Fuck her and ANYTHING she has to say. I don't think Bernie Sanders is a realist, he's a delusional idealist and I hope he beats the living SHIT out of this whore. Then whomever the Republicans put up against him (and to be honest, I'm NOT a huge Trump fan, though he shows balls many candidates won't) beats Bernie's ass into the ground. It would be a WIN/WIN for the United States of America.


----------



## kwflatbed (Dec 29, 2004)

*TOO MUCH SHARING AT STATE?
New video suggests Clinton, aides used BlackBerries for sensitive info*

*A VETERAN DIPLOMAT* has said that Hillary Clinton and her aides used their personal devices to share information that normally 'would never be on an unclassified system' in a video seen by Fox News.


*VIDEO: Sanders soars amid doubts about Clinton's trustworthiness*








*VIDEO: Classified emails not secured by Hillary Clinton*








*VIDEO: Clinton says she's not worried about probe of her emails*


----------



## Mr Scribbles (Jul 7, 2012)

As an unenrolled voter, at this year's Primary, I will be selecting a Democratic Ballot for the first time I can remember, and I'm voting BERNIE! Let's just say it's a dirty trick I learned from the DemocRats....


----------



## Kilvinsky (Jan 15, 2007)

Mr Scribbles said:


> As an unenrolled voter, at this year's Primary, I will be selecting a Democratic Ballot for the first time I can remember, and I'm voting BERNIE! Let's just say it's a dirty trick I learned from the DemocRats....





mtc said:


> I will be as well !
> I hope he stomps her, then the parents of the college gimme gimme whiners knock some sense into them.
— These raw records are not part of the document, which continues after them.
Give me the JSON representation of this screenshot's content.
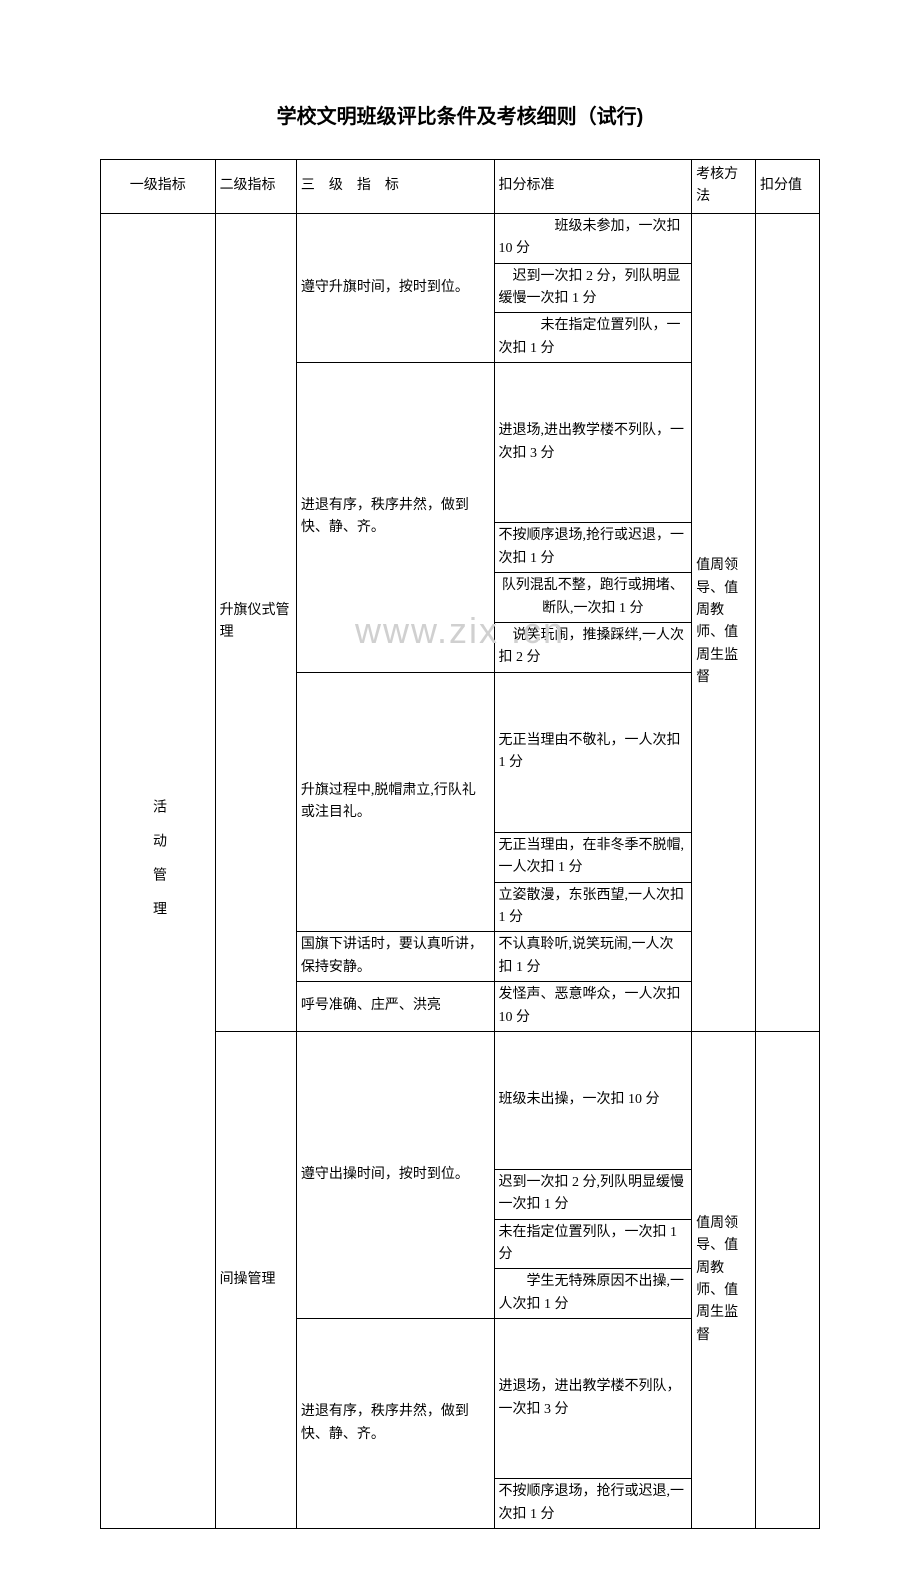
{
  "title": "学校文明班级评比条件及考核细则（试行)",
  "watermark": "www.zix          .cn",
  "headers": {
    "col1": "一级指标",
    "col2": "二级指标",
    "col3": "三　级　指　标",
    "col4": "扣分标准",
    "col5": "考核方法",
    "col6": "扣分值"
  },
  "level1": "活动管理",
  "section1": {
    "level2": "升旗仪式管理",
    "level3_1": "遵守升旗时间，按时到位。",
    "criteria_1_1": "　　　　班级未参加，一次扣 10 分",
    "criteria_1_2": "　迟到一次扣 2 分，列队明显缓慢一次扣 1 分",
    "criteria_1_3": "　　　未在指定位置列队，一次扣 1 分",
    "level3_2": "进退有序，秩序井然，做到快、静、齐。",
    "criteria_2_1": "进退场,进出教学楼不列队，一次扣 3 分",
    "criteria_2_2": "不按顺序退场,抢行或迟退，一次扣 1 分",
    "criteria_2_3": "队列混乱不整，跑行或拥堵、断队,一次扣 1 分",
    "criteria_2_4": "　说笑玩闹，推搡踩绊,一人次扣 2 分",
    "level3_3": "升旗过程中,脱帽肃立,行队礼或注目礼。",
    "criteria_3_1": "无正当理由不敬礼，一人次扣 1 分",
    "criteria_3_2": "无正当理由，在非冬季不脱帽,一人次扣 1 分",
    "criteria_3_3": "立姿散漫，东张西望,一人次扣 1 分",
    "level3_4": "国旗下讲话时，要认真听讲，保持安静。",
    "criteria_4_1": "不认真聆听,说笑玩闹,一人次扣 1 分",
    "level3_5": "呼号准确、庄严、洪亮",
    "criteria_5_1": "发怪声、恶意哗众，一人次扣 10 分",
    "method": "值周领导、值周教师、值周生监督"
  },
  "section2": {
    "level2": "间操管理",
    "level3_1": "遵守出操时间，按时到位。",
    "criteria_1_1": "班级未出操，一次扣 10 分",
    "criteria_1_2": "迟到一次扣 2 分,列队明显缓慢一次扣 1 分",
    "criteria_1_3": "未在指定位置列队，一次扣 1 分",
    "criteria_1_4": "　　学生无特殊原因不出操,一人次扣 1 分",
    "level3_2": "进退有序，秩序井然，做到快、静、齐。",
    "criteria_2_1": "进退场，进出教学楼不列队，一次扣 3 分",
    "criteria_2_2": "不按顺序退场，抢行或迟退,一次扣 1 分",
    "method": "值周领导、值周教师、值周生监督"
  }
}
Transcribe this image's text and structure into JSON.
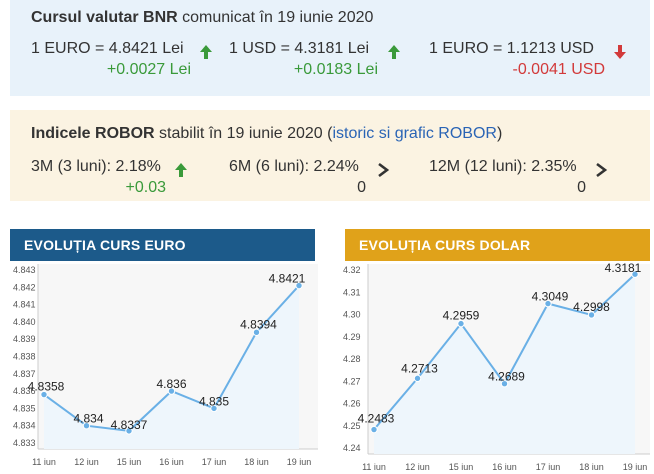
{
  "bnr": {
    "title_bold": "Cursul valutar BNR",
    "title_rest": " comunicat în 19 iunie 2020",
    "rates": [
      {
        "label": "1 EURO = 4.8421 Lei",
        "delta": "+0.0027 Lei",
        "direction": "up"
      },
      {
        "label": "1 USD = 4.3181 Lei",
        "delta": "+0.0183 Lei",
        "direction": "up"
      },
      {
        "label": "1 EURO = 1.1213 USD",
        "delta": "-0.0041 USD",
        "direction": "down"
      }
    ]
  },
  "robor": {
    "title_bold": "Indicele ROBOR",
    "title_rest": " stabilit în 19 iunie 2020 (",
    "link": "istoric si grafic ROBOR",
    "title_end": ")",
    "items": [
      {
        "label": "3M (3 luni): 2.18%",
        "delta": "+0.03",
        "direction": "up"
      },
      {
        "label": "6M (6 luni): 2.24%",
        "delta": "0",
        "direction": "flat"
      },
      {
        "label": "12M (12 luni): 2.35%",
        "delta": "0",
        "direction": "flat"
      }
    ]
  },
  "colors": {
    "up": "#3a9a3a",
    "down": "#d23a3a",
    "line": "#6ab0e6",
    "euro_header": "#1c5a8a",
    "dolar_header": "#e0a21a"
  },
  "chart_data": [
    {
      "type": "line",
      "title": "EVOLUȚIA CURS EURO",
      "x": [
        "11 iun",
        "12 iun",
        "15 iun",
        "16 iun",
        "17 iun",
        "18 iun",
        "19 iun"
      ],
      "series": [
        {
          "values": [
            4.8358,
            4.834,
            4.8337,
            4.836,
            4.835,
            4.8394,
            4.8421
          ],
          "labels": [
            "4.8358",
            "4.834",
            "4.8337",
            "4.836",
            "4.835",
            "4.8394",
            "4.8421"
          ]
        }
      ],
      "ylim": [
        4.833,
        4.843
      ],
      "yticks": [
        "4.833",
        "4.834",
        "4.835",
        "4.836",
        "4.837",
        "4.838",
        "4.839",
        "4.840",
        "4.841",
        "4.842",
        "4.843"
      ],
      "grid": false
    },
    {
      "type": "line",
      "title": "EVOLUȚIA CURS DOLAR",
      "x": [
        "11 iun",
        "12 iun",
        "15 iun",
        "16 iun",
        "17 iun",
        "18 iun",
        "19 iun"
      ],
      "series": [
        {
          "values": [
            4.2483,
            4.2713,
            4.2959,
            4.2689,
            4.3049,
            4.2998,
            4.3181
          ],
          "labels": [
            "4.2483",
            "4.2713",
            "4.2959",
            "4.2689",
            "4.3049",
            "4.2998",
            "4.3181"
          ]
        }
      ],
      "ylim": [
        4.24,
        4.32
      ],
      "yticks": [
        "4.24",
        "4.25",
        "4.26",
        "4.27",
        "4.28",
        "4.29",
        "4.30",
        "4.31",
        "4.32"
      ],
      "grid": false
    }
  ]
}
You are MY HEROES! I'm proudly enrolled as a Republican, though at times, I'm not sure if that's the best idea. But, since Theodore Roosevelt's Bull Moose Party no longer exists, it's the next best thing.










In reference to Hill's pic, "I'm feeling sick. Thank Goddess I have far more money than the average asshat so I don't have to rely on ObamaCare and see a doctor who caters to the rich, evil as THEY are. Not ME of course. I'm rich but WONDERFUL and caring and........oooooh, my stomach, my head, my conscience."


----------